= Reece Jones (artist) =

English painter

Reece Jones (born 1976) is a contemporary artist living in London.

Jones was brought up in Norfolk, England. After graduating from Loughborough School of Art and Design he gained an MA from the Royal Academy Schools in 2002. He was one of the founding members of the Rockwell project space in Hackney.

==Work==
Jones is known for his fragile charcoal drawings, which were built to create often surreal images. His technique can include using sandpaper to create different tones and surfaces.

Solo shows include All Visual Arts, London and 'Control Test' at the Triumph Gallery in Moscow in 2011 (Jones' first solo exhibition outside of London).

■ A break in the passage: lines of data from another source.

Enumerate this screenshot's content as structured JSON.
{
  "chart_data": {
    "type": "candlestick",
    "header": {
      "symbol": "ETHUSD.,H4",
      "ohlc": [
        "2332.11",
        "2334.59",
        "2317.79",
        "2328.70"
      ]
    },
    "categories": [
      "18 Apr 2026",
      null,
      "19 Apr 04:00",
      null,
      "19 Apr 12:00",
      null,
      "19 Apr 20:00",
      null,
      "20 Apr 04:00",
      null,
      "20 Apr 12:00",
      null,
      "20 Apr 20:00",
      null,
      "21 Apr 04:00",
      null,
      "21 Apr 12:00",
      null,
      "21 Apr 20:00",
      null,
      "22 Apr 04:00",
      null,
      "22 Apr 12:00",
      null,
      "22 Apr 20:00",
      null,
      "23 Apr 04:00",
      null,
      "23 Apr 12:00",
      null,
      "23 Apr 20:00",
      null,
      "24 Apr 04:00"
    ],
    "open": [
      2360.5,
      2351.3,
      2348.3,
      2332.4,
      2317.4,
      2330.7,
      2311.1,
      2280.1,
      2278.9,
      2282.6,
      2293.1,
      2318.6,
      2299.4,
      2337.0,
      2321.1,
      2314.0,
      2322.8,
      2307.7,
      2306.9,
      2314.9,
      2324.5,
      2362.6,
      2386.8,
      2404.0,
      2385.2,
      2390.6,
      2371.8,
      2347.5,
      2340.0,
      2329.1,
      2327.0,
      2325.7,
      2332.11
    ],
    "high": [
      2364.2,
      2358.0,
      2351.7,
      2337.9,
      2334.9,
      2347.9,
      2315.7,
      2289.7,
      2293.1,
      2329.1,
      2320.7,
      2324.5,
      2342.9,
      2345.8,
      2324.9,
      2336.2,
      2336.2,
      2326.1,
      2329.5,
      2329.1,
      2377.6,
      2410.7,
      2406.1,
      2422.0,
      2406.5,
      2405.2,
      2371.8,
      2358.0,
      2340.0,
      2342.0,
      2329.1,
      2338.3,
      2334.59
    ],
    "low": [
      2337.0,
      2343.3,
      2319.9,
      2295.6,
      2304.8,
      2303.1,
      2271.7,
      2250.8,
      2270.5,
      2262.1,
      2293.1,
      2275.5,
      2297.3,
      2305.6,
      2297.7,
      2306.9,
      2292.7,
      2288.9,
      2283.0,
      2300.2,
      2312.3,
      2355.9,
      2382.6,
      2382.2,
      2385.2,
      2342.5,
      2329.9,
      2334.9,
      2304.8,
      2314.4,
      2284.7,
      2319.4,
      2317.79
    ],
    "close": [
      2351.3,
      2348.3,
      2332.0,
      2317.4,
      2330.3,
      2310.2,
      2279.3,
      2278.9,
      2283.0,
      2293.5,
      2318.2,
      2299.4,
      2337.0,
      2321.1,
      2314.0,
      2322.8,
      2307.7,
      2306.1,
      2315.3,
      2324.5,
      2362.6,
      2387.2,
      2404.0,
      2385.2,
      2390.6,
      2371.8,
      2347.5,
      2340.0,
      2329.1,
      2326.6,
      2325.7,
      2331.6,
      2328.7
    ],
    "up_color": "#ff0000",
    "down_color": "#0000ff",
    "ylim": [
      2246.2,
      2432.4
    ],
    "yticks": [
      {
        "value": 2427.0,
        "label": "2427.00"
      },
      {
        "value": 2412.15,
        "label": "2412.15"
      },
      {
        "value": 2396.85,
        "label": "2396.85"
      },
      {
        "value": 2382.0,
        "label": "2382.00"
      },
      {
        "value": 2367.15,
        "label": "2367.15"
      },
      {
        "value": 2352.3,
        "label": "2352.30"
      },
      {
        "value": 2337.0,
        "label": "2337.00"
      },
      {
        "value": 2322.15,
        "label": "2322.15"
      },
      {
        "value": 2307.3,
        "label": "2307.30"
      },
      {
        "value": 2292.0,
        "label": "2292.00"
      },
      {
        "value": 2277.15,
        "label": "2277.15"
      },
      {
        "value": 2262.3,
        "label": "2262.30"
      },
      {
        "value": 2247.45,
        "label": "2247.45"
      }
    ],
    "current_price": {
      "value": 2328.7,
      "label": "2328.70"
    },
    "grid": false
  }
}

Notable group shows include Turps Banana gallery, London; Herrick gallery, London; The Agency Gallery, London; Saatchi Gallery, London; The Royal West of England Academy; Stephane Simoens, Belgium; Voorkamer, Belgium; Drawing Room, London and 'Between the Lines' at All Visual Arts in April 2013.

Reece Jones recently curated The Hair Of The Dog at Block 336 Brixton. He was a selector for Barbican Arts Group Trust's Artworks Open in 2012 & 2013 and curated Terminalia at Charlie Smith London in 2014.

Writing includes the catalogue interview for Mittelland by Jonathan Wateridge. He also lectures in Fine Art - Painting at City & Guilds of London Art School, Kennington.